La Chine a exprimé vendredi sa préoccupation auprès du gouvernement japonais après la diffusion sur internet d’une vidéo montrant la collision entre un chalutier chinois et des garde-côtes japonais, au centre d’une grave crise diplomatique entre les deux géants asiatiques.

« La Chine a tenu à faire part de sa préoccupation par la voie diplomatique à Tokyo et à Pékin », a déclaré à la presse le ministre japonais des Affaires étrangères, Seiji Maehara.

Les autorités japonaises ont toujours refusé de divulguer les images filmées par les garde-côtes lors de l’incident survenu le 7 septembre autour d’îles contestées de la mer de Chine orientale, afin de ne pas irriter Pékin.
Seul un montage de sept minutes avait été montré au Premier ministre japonais Naoto Kan et à une trentaine de parlementaires.

Malgré ces précautions, une vidéo de 44 minutes relatant la totalité de l’incident a été découverte tôt vendredi matin sur le site de partage YouTube, puis reprise en boucle par les chaînes de télévision japonaises.
« Je pense qu’elle a probablement été prise par les garde-côtes », a dit M. Maehara. « Si la vidéo a fait l’objet d’une fuite, cela signifie que des documents gouvernementaux ont été divulgués malgré le secret auquel sont tenus les fonctionnaires. Il s’agirait alors d’une affaire criminelle », a-t-il martelé.

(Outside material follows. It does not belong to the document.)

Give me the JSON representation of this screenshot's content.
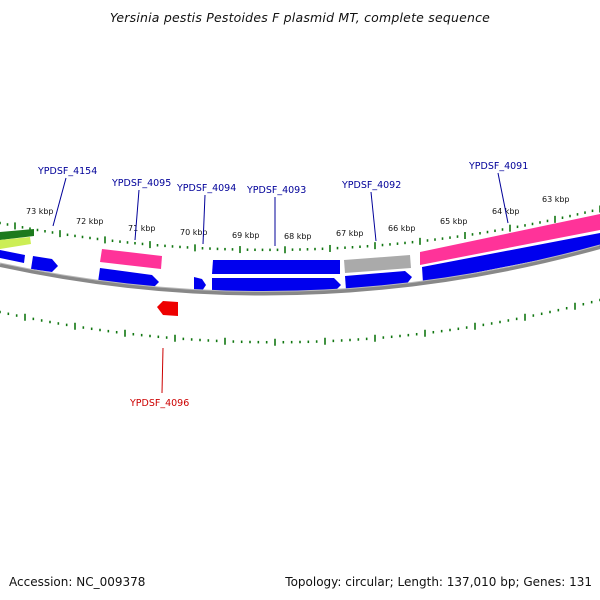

Les relations entre les deux géants asiatiques traversent depuis deux mois la plus grave crise de ces dernières années, en raison de cet incident survenu dans les parages de ces îles inhabitées, administrées par le Japon, mais revendiquées par la Chine et Taïwan.

Appelés Senkaku en japonais et Diaoyu en chinois, ces îlots sont entourés d’eaux très poissonneuses et leurs fonds marins pourraient renfermer des hydrocarbures.

Le capitaine du chalutier chinois, accusé d’avoir délibérément percuté deux navires des garde-côtes japonais, avait été arrêté le 8 septembre, mais devant le déferlement de protestations, de menaces et de représailles de la Chine, le Japon l’avait finalement libéré le 24 septembre.
Les garde-côtes vont ouvrir une enquête à propos de la vidéo placée sur YouTube, a annoncé leur chef, Hisayasu Suzuki, en commission parlementaire, alors que des officiers des garde-côtes, cités par les médias japonais, ont confirmé l’authenticité des images diffusées sur internet.

« Il est extrêmement problématique qu’un document aussi important, pouvant affecter gravement l’avenir des relations sino-japonaises, puisse faire aussi facilement l’objet d’une fuite », a dénoncé de son côté Mizuho Fukushima, dirigeante du Parti Social-Démocrate (opposition).

La tension entre les deux géants asiatiques n’est toujours pas retombée, malgré des tentatives jusqu’ici infructueuses pour organiser un sommet entre M. Kan et le Premier ministre chinois Wen Jiabao.

Le porte-parole du gouvernement japonais, Yoshito Sengoku, a déclaré vendredi qu’il espérait « qu’un sommet Chine-Japon pourrait se tenir » lors du Forum de coopération économique Asie-Pacifique (Apec) à la mi-novembre à Yokohama, près de Tokyo.

Le président chinois Hu Jintao doit en principe assister à cette réunion aux côtés d’une vingtaine d’autres chefs d’Etat, dont le président russe Dmitri Medvedev et américain Barack Obama. Mais sa venue n’a toujours pas été confirmée par Pékin.